Étant donné que la démocratie libérale est le déguisement idéologique par excellence pour notre système corporatiste actuel, il est étonnant que l’aile droite ou économique du mouvement libertarien s’oppose au corporatisme, l’accusant d’être une « corruption » du véritable capitalisme, lorsque l’on peut légitimement avancer en même temps que le libertarianisme est l’avant-garde idéologique de la démocratie libérale. Á l’extrémité du libertarianisme économique nous rencontrons les anarcho-capitalistes, qui poussent les principes fondamentaux du libertarianisme économique au bout de leur logique, en se montrant de ce fait, très éclairant sur les tendances et croyances centrales de ce mouvement. Quand les libertariens penchent en faveur d’un appareil d’État réduit au strict-minimum (« dit Veilleur de nuit »), les anarcho-capitalistes n’en tolèrent aucun.

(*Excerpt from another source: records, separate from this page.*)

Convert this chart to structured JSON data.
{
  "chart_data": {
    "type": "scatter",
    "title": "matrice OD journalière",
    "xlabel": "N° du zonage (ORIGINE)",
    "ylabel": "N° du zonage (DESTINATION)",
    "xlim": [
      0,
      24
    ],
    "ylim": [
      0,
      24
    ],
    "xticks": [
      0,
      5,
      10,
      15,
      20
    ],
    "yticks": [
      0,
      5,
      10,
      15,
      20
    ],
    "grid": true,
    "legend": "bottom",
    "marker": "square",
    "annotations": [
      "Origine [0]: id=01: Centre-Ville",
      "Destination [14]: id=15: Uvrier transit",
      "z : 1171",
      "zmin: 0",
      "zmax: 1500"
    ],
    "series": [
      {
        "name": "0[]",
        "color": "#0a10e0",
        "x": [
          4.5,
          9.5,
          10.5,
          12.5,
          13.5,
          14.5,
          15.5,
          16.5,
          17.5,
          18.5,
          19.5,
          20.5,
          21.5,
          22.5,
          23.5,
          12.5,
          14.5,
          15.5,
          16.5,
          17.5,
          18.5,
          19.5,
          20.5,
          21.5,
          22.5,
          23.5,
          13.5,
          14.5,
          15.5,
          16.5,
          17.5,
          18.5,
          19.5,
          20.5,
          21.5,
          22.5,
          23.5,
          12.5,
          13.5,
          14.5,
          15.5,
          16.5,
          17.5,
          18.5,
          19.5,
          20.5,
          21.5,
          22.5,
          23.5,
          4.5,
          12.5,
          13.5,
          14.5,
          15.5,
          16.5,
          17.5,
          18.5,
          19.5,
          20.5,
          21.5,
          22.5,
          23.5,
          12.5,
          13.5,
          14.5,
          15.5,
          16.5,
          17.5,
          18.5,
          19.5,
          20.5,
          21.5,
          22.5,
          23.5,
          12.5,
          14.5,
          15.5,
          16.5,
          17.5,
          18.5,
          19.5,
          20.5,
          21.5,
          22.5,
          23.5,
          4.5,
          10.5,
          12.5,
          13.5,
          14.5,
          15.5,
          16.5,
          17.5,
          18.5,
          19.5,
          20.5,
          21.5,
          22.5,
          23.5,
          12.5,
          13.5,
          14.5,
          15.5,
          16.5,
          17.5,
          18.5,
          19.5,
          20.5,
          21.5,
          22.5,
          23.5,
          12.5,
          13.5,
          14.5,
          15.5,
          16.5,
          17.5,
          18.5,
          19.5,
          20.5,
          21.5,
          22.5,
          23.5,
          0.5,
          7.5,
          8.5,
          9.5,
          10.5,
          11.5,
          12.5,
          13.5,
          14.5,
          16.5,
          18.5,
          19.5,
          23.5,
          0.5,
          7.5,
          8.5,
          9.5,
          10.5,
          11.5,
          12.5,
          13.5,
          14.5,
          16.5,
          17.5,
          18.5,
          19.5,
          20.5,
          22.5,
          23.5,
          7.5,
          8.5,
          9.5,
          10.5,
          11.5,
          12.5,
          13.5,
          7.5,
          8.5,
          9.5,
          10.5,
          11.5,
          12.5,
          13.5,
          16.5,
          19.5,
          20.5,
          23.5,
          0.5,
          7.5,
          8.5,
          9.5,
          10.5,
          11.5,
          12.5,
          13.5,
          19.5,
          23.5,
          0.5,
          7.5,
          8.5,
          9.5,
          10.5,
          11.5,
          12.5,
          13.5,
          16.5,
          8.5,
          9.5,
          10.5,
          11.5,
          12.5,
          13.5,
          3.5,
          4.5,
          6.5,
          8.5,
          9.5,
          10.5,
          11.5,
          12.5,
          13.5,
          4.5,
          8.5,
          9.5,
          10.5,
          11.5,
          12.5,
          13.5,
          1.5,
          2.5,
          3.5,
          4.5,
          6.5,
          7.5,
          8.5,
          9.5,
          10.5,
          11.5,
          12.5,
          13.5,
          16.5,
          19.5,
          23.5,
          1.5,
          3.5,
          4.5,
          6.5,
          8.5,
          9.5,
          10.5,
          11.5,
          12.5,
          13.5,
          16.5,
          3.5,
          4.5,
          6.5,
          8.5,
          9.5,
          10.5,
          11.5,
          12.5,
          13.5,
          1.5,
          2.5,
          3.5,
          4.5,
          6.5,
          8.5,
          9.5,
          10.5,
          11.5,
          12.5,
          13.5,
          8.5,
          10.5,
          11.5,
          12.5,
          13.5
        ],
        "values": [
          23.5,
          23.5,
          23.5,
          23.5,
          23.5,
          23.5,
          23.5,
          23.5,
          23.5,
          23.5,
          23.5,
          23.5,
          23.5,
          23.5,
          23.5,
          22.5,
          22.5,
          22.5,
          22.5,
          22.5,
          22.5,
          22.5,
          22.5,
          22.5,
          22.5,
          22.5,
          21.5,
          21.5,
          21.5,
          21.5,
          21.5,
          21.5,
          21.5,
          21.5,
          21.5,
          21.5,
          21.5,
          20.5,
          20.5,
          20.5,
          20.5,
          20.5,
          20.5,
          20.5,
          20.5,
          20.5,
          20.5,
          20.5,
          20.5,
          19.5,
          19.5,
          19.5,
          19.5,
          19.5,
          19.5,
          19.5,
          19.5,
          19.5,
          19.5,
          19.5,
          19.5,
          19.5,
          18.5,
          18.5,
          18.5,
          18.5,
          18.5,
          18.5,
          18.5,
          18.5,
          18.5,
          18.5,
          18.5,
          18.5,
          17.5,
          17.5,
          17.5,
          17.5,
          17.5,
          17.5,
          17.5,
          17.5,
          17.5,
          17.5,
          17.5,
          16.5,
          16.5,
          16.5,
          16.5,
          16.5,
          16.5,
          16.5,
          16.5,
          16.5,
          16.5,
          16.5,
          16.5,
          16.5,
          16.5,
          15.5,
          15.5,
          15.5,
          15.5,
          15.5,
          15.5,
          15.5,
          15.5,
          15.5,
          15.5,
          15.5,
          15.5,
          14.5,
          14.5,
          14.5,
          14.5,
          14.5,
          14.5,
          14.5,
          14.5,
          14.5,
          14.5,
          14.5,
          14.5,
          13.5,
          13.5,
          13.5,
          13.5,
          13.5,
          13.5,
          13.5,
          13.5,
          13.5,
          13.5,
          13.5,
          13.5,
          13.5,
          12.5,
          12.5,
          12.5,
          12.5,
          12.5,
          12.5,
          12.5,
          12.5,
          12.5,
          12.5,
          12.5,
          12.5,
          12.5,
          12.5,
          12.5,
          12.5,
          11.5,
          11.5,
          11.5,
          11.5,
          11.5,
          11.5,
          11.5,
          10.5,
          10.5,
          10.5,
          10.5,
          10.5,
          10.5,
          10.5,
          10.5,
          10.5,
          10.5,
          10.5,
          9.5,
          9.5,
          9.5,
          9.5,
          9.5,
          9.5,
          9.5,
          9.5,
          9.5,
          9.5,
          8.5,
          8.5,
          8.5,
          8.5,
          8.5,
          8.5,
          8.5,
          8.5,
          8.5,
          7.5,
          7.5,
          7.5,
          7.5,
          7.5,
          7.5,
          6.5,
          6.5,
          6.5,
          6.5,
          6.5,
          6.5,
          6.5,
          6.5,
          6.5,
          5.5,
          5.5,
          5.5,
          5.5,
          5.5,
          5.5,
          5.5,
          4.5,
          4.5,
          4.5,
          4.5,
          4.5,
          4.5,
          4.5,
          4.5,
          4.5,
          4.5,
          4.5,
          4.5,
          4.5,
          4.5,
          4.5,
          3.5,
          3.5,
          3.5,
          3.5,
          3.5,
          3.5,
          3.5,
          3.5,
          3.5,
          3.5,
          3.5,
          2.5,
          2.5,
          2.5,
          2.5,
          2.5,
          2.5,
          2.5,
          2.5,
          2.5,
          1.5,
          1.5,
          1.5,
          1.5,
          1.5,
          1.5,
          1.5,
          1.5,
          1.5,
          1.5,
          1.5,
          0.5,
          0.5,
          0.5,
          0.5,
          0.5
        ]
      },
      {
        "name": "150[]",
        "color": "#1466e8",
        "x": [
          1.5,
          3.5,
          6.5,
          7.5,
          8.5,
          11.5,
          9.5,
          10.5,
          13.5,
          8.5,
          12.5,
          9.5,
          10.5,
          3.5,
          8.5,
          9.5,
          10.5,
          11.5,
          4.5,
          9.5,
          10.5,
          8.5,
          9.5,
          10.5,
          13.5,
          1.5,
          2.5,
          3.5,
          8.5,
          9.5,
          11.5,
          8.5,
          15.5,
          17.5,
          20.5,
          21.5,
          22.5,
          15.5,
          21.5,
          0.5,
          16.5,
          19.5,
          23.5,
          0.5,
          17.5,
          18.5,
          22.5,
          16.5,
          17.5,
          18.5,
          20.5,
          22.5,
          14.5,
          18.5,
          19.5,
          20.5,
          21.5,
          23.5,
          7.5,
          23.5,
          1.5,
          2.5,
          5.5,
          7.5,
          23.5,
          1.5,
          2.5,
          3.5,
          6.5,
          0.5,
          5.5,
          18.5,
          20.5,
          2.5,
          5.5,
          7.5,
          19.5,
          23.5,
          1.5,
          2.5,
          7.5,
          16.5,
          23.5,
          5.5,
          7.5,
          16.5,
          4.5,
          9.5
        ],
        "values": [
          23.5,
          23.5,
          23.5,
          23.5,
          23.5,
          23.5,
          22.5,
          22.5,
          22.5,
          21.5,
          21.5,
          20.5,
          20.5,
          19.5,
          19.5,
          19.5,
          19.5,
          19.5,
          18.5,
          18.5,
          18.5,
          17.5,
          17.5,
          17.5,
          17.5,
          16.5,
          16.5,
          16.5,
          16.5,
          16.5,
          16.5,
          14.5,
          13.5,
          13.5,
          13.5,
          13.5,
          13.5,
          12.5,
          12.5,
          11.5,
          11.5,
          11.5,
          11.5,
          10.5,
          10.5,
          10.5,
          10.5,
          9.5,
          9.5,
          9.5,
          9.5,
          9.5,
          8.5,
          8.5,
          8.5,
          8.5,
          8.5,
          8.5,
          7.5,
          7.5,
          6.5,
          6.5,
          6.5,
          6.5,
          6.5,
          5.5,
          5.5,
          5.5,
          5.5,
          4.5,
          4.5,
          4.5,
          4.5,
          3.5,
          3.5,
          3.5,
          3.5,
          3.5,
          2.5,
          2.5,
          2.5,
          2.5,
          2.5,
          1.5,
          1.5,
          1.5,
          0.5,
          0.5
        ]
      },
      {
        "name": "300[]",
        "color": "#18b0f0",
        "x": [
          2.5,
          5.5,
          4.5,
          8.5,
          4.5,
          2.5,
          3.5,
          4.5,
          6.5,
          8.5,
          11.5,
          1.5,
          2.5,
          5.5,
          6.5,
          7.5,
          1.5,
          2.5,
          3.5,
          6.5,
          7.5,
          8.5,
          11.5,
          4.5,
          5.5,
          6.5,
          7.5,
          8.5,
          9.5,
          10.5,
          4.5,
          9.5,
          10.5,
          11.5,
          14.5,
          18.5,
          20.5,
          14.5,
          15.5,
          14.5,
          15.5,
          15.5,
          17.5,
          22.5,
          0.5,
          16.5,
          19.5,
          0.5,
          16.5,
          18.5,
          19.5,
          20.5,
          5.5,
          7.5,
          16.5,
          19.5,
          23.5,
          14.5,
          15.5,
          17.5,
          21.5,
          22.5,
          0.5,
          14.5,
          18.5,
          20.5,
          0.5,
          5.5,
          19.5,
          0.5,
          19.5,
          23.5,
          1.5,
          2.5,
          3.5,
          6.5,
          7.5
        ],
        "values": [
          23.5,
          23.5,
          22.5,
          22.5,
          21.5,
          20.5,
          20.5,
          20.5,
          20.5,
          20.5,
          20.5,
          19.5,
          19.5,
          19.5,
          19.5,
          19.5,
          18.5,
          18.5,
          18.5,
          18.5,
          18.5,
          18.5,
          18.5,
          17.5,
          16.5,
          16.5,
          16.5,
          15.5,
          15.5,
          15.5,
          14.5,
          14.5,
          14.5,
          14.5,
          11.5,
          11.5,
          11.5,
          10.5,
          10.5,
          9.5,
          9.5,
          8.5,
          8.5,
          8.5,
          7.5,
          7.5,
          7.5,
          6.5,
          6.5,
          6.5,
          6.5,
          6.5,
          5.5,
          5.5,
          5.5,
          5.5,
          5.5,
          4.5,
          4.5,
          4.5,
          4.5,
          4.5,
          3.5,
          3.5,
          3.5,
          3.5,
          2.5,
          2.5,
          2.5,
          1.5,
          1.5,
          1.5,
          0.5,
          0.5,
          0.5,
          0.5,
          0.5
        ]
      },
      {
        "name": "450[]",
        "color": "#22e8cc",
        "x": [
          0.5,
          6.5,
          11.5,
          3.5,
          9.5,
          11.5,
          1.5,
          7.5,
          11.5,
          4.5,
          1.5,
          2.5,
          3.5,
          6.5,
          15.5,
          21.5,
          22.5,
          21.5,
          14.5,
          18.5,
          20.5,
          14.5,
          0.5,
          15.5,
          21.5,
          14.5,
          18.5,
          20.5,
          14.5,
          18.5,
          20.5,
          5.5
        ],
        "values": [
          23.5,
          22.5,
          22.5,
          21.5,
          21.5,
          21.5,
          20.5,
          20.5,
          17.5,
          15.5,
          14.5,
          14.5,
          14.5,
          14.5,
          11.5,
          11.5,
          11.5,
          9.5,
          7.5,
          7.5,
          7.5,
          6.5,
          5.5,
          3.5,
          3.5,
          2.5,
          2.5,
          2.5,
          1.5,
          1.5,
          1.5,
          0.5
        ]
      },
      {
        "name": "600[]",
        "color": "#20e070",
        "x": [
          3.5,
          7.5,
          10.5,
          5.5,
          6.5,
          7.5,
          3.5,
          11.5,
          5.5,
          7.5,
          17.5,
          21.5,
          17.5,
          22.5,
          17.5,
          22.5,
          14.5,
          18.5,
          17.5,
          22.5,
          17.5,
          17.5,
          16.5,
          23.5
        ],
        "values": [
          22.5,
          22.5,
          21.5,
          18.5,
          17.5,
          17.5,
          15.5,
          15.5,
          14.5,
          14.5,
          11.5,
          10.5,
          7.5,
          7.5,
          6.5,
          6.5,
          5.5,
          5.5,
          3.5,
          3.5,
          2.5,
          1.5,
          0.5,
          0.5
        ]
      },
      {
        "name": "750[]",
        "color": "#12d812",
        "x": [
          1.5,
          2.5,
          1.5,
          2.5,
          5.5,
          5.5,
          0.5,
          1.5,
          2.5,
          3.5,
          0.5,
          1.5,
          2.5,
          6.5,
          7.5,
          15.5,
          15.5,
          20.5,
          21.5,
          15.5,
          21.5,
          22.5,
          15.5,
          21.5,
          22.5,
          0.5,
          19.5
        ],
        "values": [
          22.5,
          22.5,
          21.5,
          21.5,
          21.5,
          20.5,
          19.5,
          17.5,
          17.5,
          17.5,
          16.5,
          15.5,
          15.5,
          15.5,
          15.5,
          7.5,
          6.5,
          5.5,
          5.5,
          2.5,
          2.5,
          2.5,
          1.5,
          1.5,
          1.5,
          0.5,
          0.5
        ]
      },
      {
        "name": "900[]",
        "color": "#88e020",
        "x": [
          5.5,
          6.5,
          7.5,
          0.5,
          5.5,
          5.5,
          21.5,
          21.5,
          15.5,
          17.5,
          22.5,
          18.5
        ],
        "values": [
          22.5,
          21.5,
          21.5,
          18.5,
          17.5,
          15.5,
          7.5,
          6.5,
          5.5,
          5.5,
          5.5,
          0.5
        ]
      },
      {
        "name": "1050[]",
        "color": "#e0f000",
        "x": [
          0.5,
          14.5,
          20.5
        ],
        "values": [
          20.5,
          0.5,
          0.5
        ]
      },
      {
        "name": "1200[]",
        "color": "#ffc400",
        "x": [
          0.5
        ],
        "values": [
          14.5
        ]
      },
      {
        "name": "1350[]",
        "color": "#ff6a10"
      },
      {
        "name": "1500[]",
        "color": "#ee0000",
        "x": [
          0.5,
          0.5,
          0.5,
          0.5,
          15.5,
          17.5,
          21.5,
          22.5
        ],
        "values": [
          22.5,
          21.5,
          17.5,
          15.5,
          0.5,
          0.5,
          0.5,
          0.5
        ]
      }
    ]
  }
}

Quand les libertariens prétendent prioriser les libertés personnelles et sociales alors qu’ils mettent en réalité l’accent sur les libertés économiques, les anarcho-capitalistes proclament invariablement que la liberté économique est la racine de toutes les libertés.

 

Les problèmes que j’ai soulignés en ce qui concerne la démocratie libérale sont particulièrement saisissants sous leur avatar libertarien. En me faisant avocat du libertarianisme, je dirais que l’impulsion principale de ceux que nous pourrions appeler les libertariens « de bonne foi » est de défendre les libertés personnelles de toute sorte, ce qui est entièrement louable. Le problème est celui de la démocratie libérale dans son ensemble ; le fait que trop souvent, lorsque les libertariens économiques parlent de « «liberté », est sous-entendu la liberté des grandes organisations d’agir comme elles l’entendent, pendant que les citoyens humains ordinaires, censés être libres en principe, sont asservis à la conjoncture. La « conjoncture » à laquelle je fais référence est communément connue en termes de violence structurelle. Autrement dit, la liberté des entreprises se réalise aux dépends de la véritable liberté des gens ordinaires, lorsque celle-là est poussée trop loin.

 

Le libertarianisme fait très clairement ressortir ce paradoxe intrinsèque à la démocratie libérale.  La démocratie libérale est en vérité l’idéologie d’un capitalisme tardif, dans lequel les idéaux progressifs de liberté et de démocratie sont pervertis au service des besoins de l’establishment corporatiste. Les hérauts libertariens (de droite, économiques) tels qu’Ayn Rand racontent des histoires dans lesquelles des innovateurs du genre Übermenschen se font oppresser par de méchants collectifs : ces histoires enfantines reflètent la peur et la haine infuses du libertarianisme envers la vraie démocratie.

 

La réalité n’est jamais aussi simple qu’une histoire d’Ayn Rand. Comme je l’ai plus amplement développé ailleurs, le capitalisme a été une puissance motrice du bien sur de nombreux plans, et il existe des puissances autoritaires opposées au capitalisme qui représentent de bien plus grandes menaces pour la civilisation. Aussi, bien qu’il soit bon de reconnaître le problème du corporatisme et d’aspirer à une véritable liberté, c’est d’une ironie particulièrement tragique que de s’imaginer pouvoir résoudre ce problème en devenant un supporter du système démocrate-libéral.

 

Les deux prochaines contributions à cette série seront consacrées aux alternatives à la démocratie libérale. De même qu’une alternative souhaitable se devrait d’être plus réellement démocratique dans les faits, elle s’en trouverait aussi plus réellement libérale, et digne de considération par ces activistes qui recherchent un meilleur paradigme, plutôt que de se faire une fois de plus manipuler comme des pantins sous les fils du système actuel.

 

* Il convient de noter que lorsque je me réfère à la « démocratie libérale » et aux « démocrates-libéraux » en particulier, je fais référence au système politique au sens large et non aux partis politiques qui en partagent le nom (ex : le parti démocrate-libéral du Royaume-Uni). De tels partis sont cependant très enthousiastes envers le système que je critique dans cet article.